Regarding the spending of French people abroad from January to the end of July 2020, they reached "14.4 billion euros against 26.1 billion" last year, a decline of 44.7%, indicates the balance sheet.

But in France, the expected fall in tourist spending in 2020, French and foreigners included, is more limited, between -30% and -35%, with “potential losses in overall tourism revenue” estimated over the year by Atout France to an amount “between 50 and 60 billion euros”.

Because the assessment of the 2020 summer tourist season shows that attendance in France was overall better than expected last spring, according to the document presented to the Council of Ministers.

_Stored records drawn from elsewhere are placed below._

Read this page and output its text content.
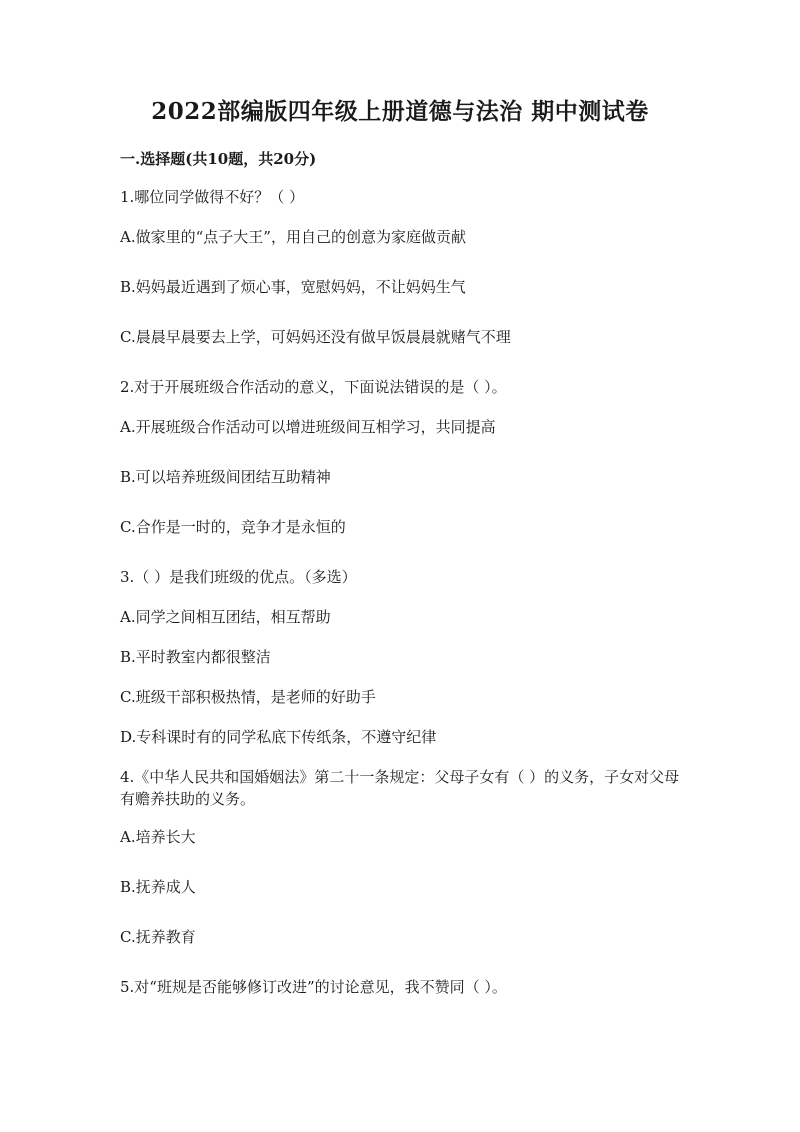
2022部编版四年级上册道德与法治 期中测试卷
一.选择题(共10题，共20分)
1.哪位同学做得不好？（ ）
A.做家里的“点子大王”，用自己的创意为家庭做贡献
B.妈妈最近遇到了烦心事，宽慰妈妈，不让妈妈生气
C.晨晨早晨要去上学，可妈妈还没有做早饭晨晨就赌气不理
2.对于开展班级合作活动的意义，下面说法错误的是（ ）。
A.开展班级合作活动可以增进班级间互相学习，共同提高
B.可以培养班级间团结互助精神
C.合作是一时的，竞争才是永恒的
3.（ ）是我们班级的优点。（多选）
A.同学之间相互团结，相互帮助
B.平时教室内都很整洁
C.班级干部积极热情，是老师的好助手
D.专科课时有的同学私底下传纸条，不遵守纪律
4.《中华人民共和国婚姻法》第二十一条规定：父母子女有（ ）的义务，子女对父母有赡养扶助的义务。
A.培养长大
B.抚养成人
C.抚养教育
5.对“班规是否能够修订改进”的讨论意见，我不赞同（ ）。
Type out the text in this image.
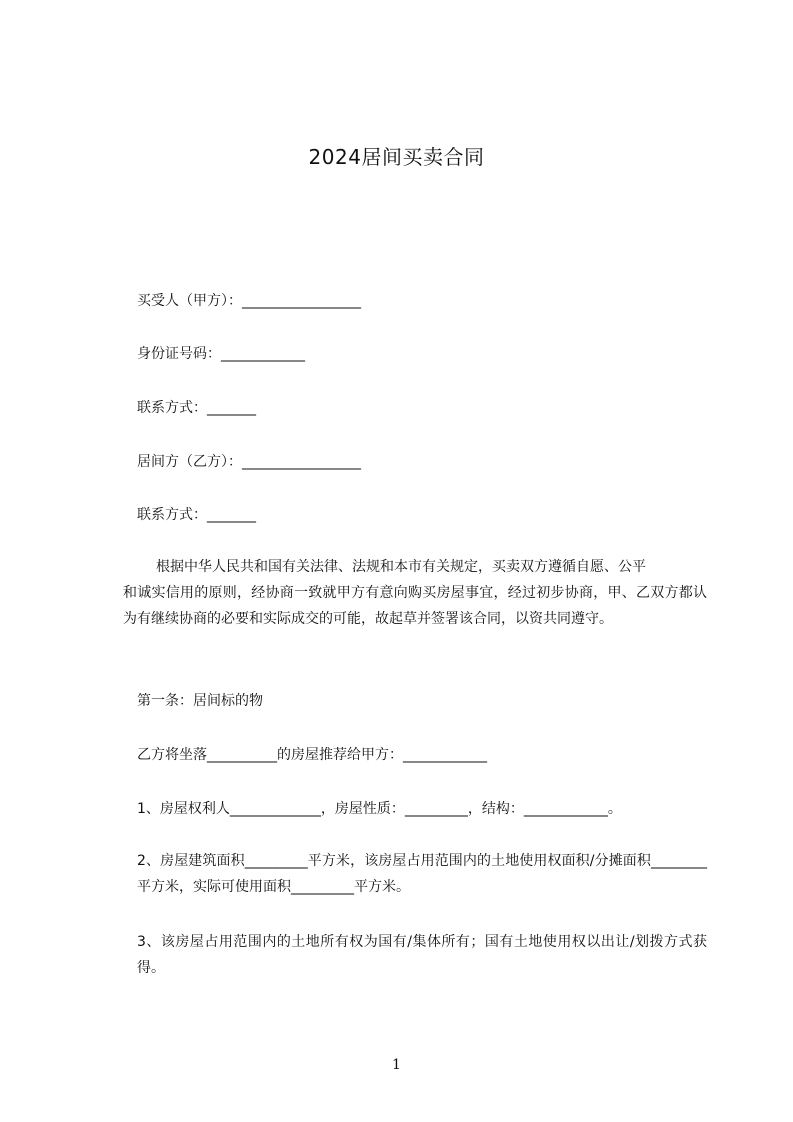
2024居间买卖合同
买受人（甲方）：_________________
身份证号码：____________
联系方式：_______
居间方（乙方）：_________________
联系方式：_______
根据中华人民共和国有关法律、法规和本市有关规定，买卖双方遵循自愿、公平
和诚实信用的原则，经协商一致就甲方有意向购买房屋事宜，经过初步协商，甲、乙双方都认为有继续协商的必要和实际成交的可能，故起草并签署该合同，以资共同遵守。
第一条：居间标的物
乙方将坐落__________的房屋推荐给甲方：____________
1、房屋权利人_____________，房屋性质：_________，结构：____________。
2、房屋建筑面积_________平方米，该房屋占用范围内的土地使用权面积/分摊面积________平方米，实际可使用面积_________平方米。
3、该房屋占用范围内的土地所有权为国有/集体所有；国有土地使用权以出让/划拨方式获得。
1
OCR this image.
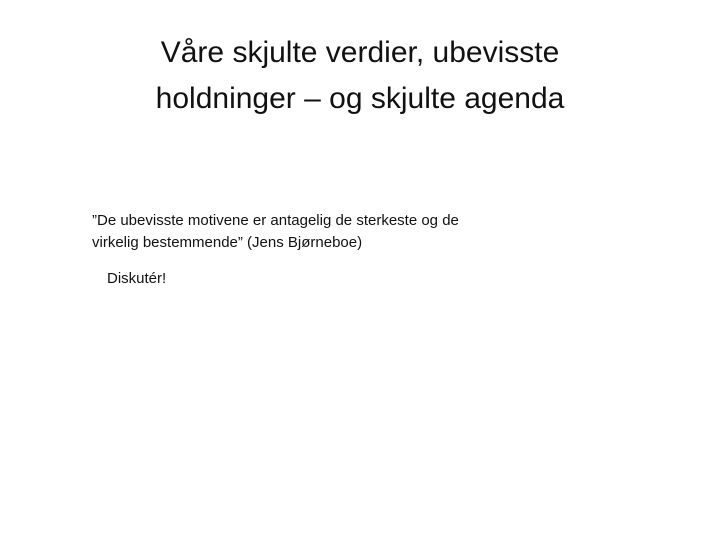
Våre skjulte verdier, ubevisste
holdninger – og skjulte agenda

”De ubevisste motivene er antagelig de sterkeste og de
virkelig bestemmende” (Jens Bjørneboe)

Diskutér!
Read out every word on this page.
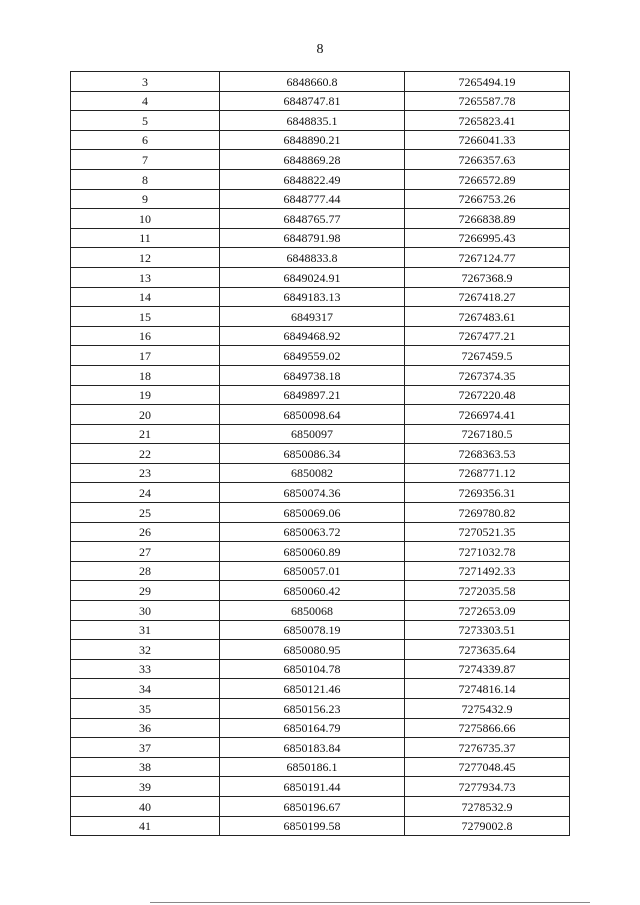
8
3	6848660.8	7265494.19
4	6848747.81	7265587.78
5	6848835.1	7265823.41
6	6848890.21	7266041.33
7	6848869.28	7266357.63
8	6848822.49	7266572.89
9	6848777.44	7266753.26
10	6848765.77	7266838.89
11	6848791.98	7266995.43
12	6848833.8	7267124.77
13	6849024.91	7267368.9
14	6849183.13	7267418.27
15	6849317	7267483.61
16	6849468.92	7267477.21
17	6849559.02	7267459.5
18	6849738.18	7267374.35
19	6849897.21	7267220.48
20	6850098.64	7266974.41
21	6850097	7267180.5
22	6850086.34	7268363.53
23	6850082	7268771.12
24	6850074.36	7269356.31
25	6850069.06	7269780.82
26	6850063.72	7270521.35
27	6850060.89	7271032.78
28	6850057.01	7271492.33
29	6850060.42	7272035.58
30	6850068	7272653.09
31	6850078.19	7273303.51
32	6850080.95	7273635.64
33	6850104.78	7274339.87
34	6850121.46	7274816.14
35	6850156.23	7275432.9
36	6850164.79	7275866.66
37	6850183.84	7276735.37
38	6850186.1	7277048.45
39	6850191.44	7277934.73
40	6850196.67	7278532.9
41	6850199.58	7279002.8
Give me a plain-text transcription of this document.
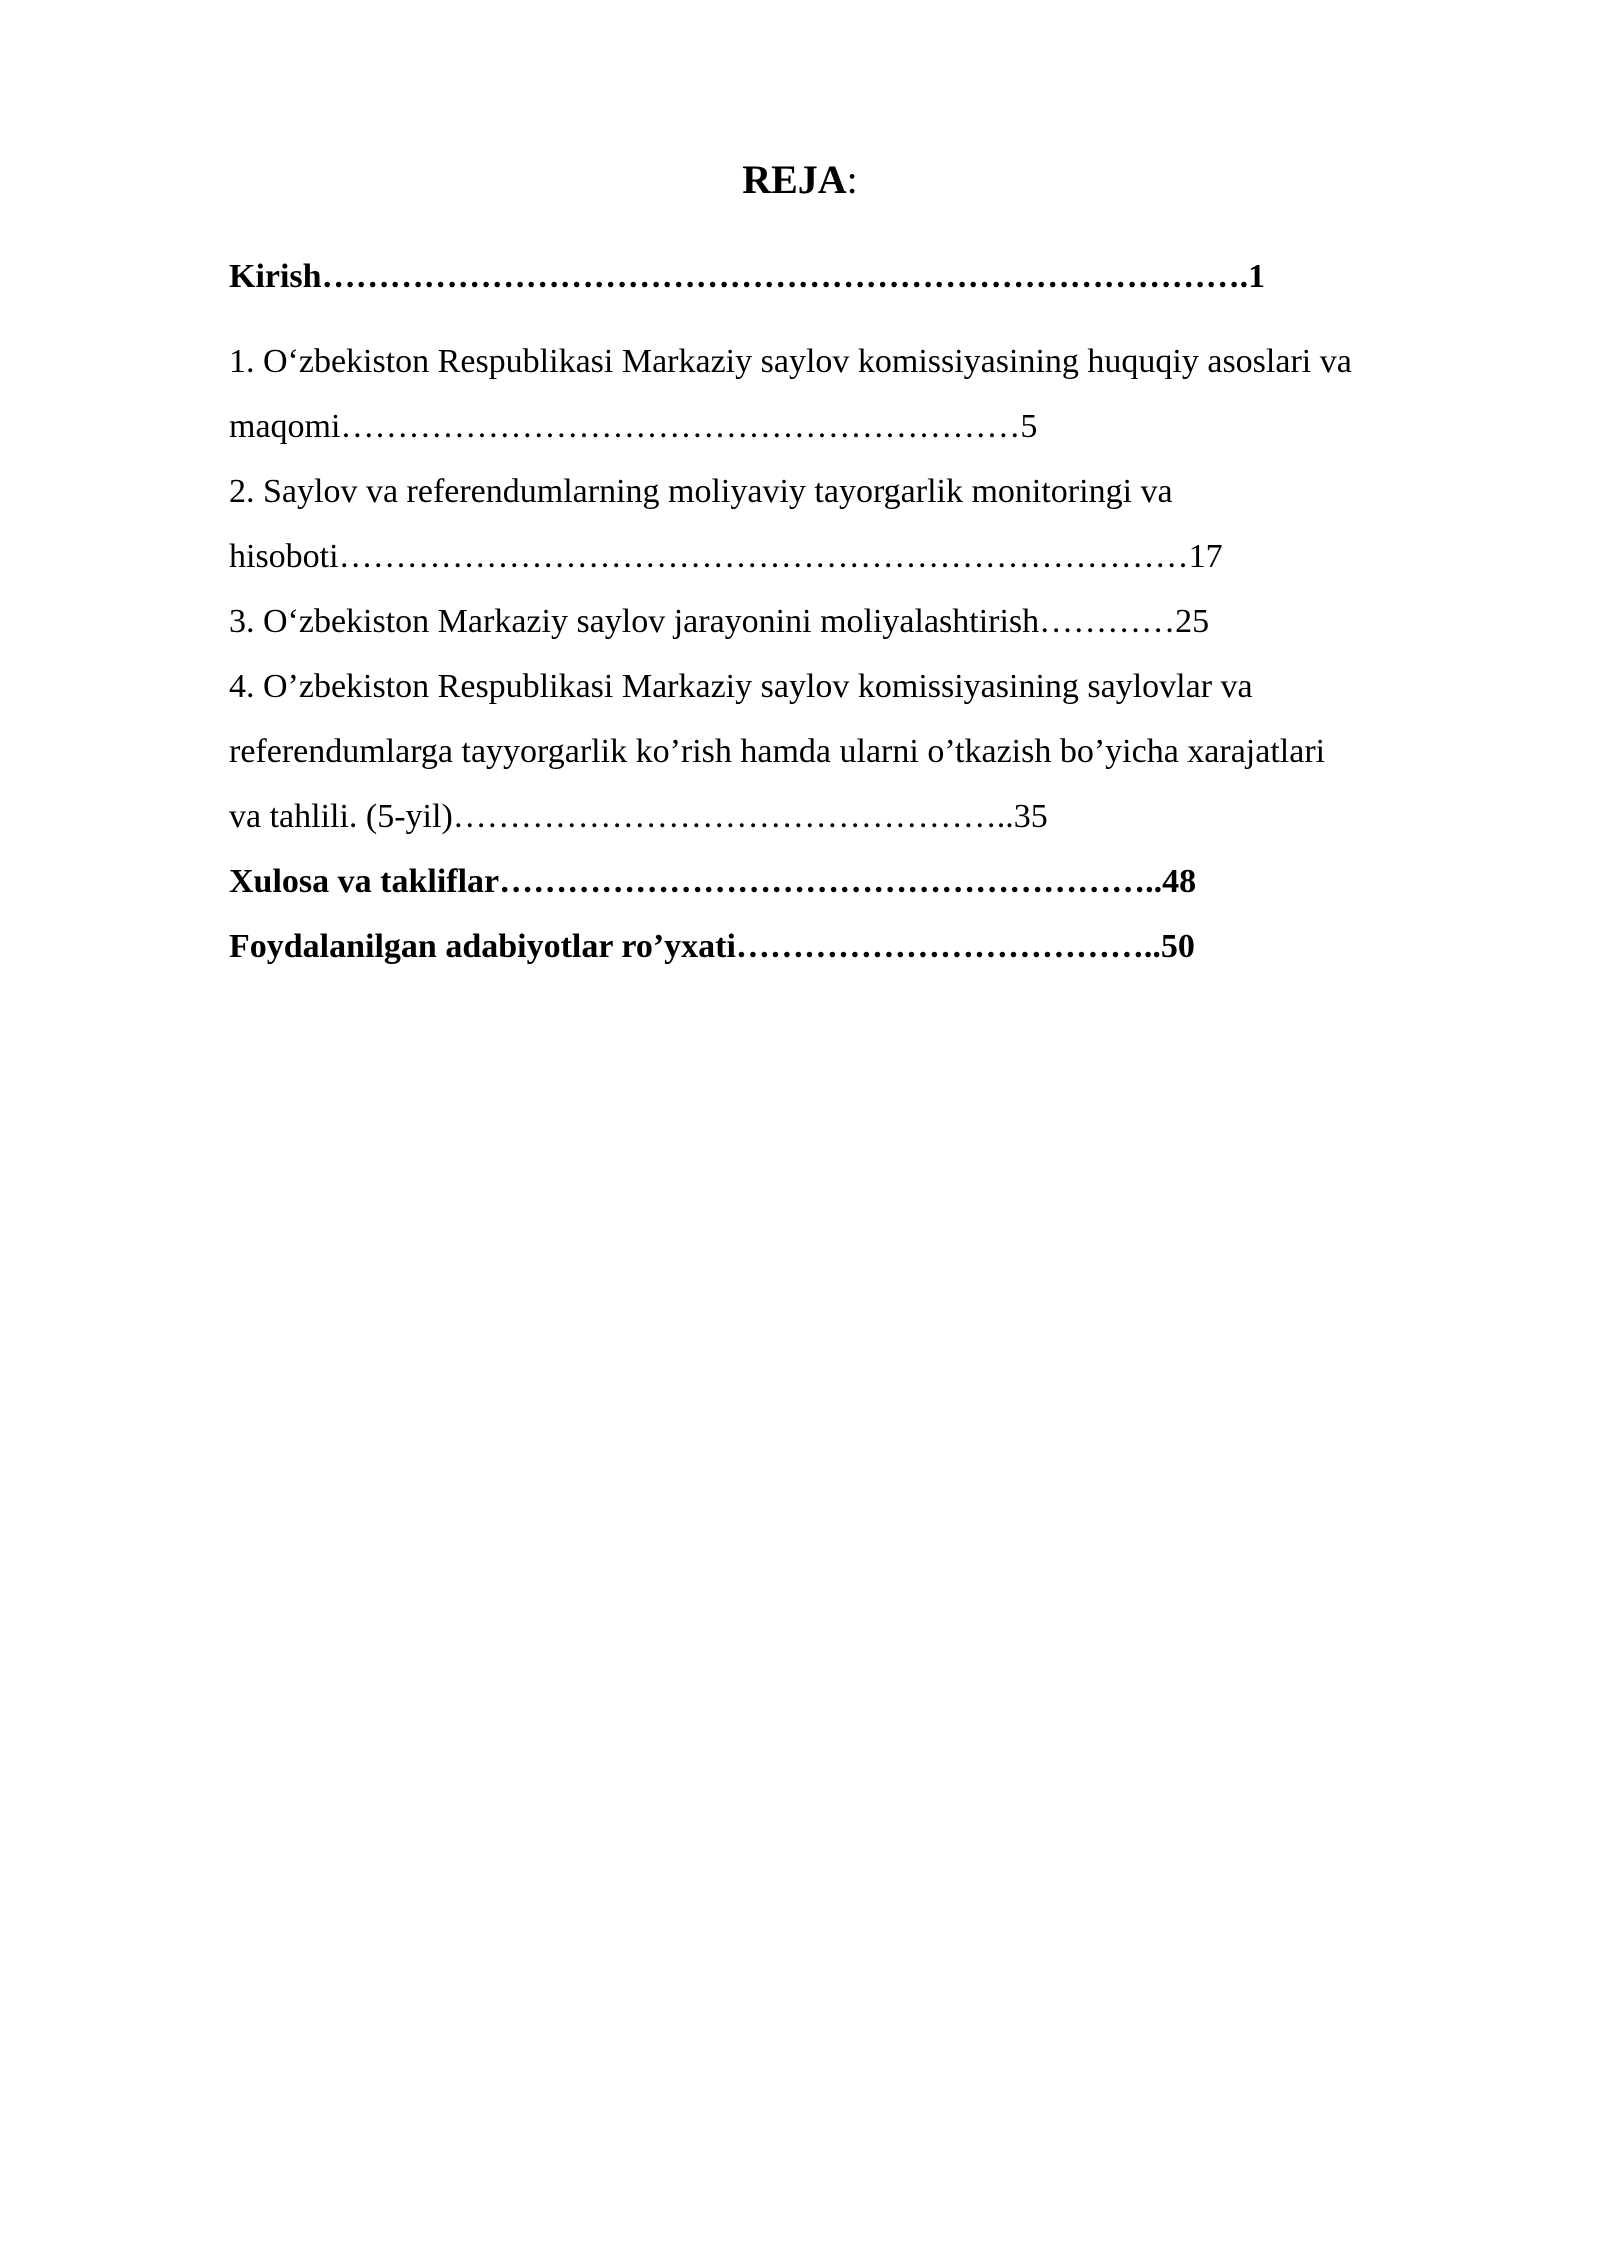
REJA:

Kirish……………………………………………………………………….1

1. O‘zbekiston Respublikasi Markaziy saylov komissiyasining huquqiy asoslari va
maqomi……………………………………………………5

2. Saylov va referendumlarning moliyaviy tayorgarlik monitoringi va
hisoboti…………………………………………………………………17

3. O‘zbekiston Markaziy saylov jarayonini moliyalashtirish…………25

4. O’zbekiston Respublikasi Markaziy saylov komissiyasining saylovlar va
referendumlarga tayyorgarlik ko’rish hamda ularni o’tkazish bo’yicha xarajatlari
va tahlili. (5-yil)…………………………………………..35

Xulosa va takliflar…………………………………………………..48

Foydalanilgan adabiyotlar ro’yxati………………………………..50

Events and tour operators particularly affected

While the French have "massively stayed in France (94% of those who left remained in France)", France however resisted better than its neighbors, especially Spain and Italy, which recorded in July , the first month of real recovery in international mobility, "with -75% in international traffic (…) for Spain, and -66% in foreign demand in Italy".

In July in France, the decline was 41% in terms of international tourism receipts.

The level of tourist activity in July in France "increased late but noticeably from July 20 to achieve correct occupancy rates during the first two weeks of August in collective commercial accommodation", further notes the report .

The coastline and the countryside were the most popular, while Corsica, the overseas territories and the big cities were more neglected.

“In addition to the hotel industry in Paris and in the large metropolises, two sectors are proving to be particularly weakened”, namely events as well as travel and holiday operators (OVS), underlines the assessment by quantifying the decline in activity respectively at -70% and -90%.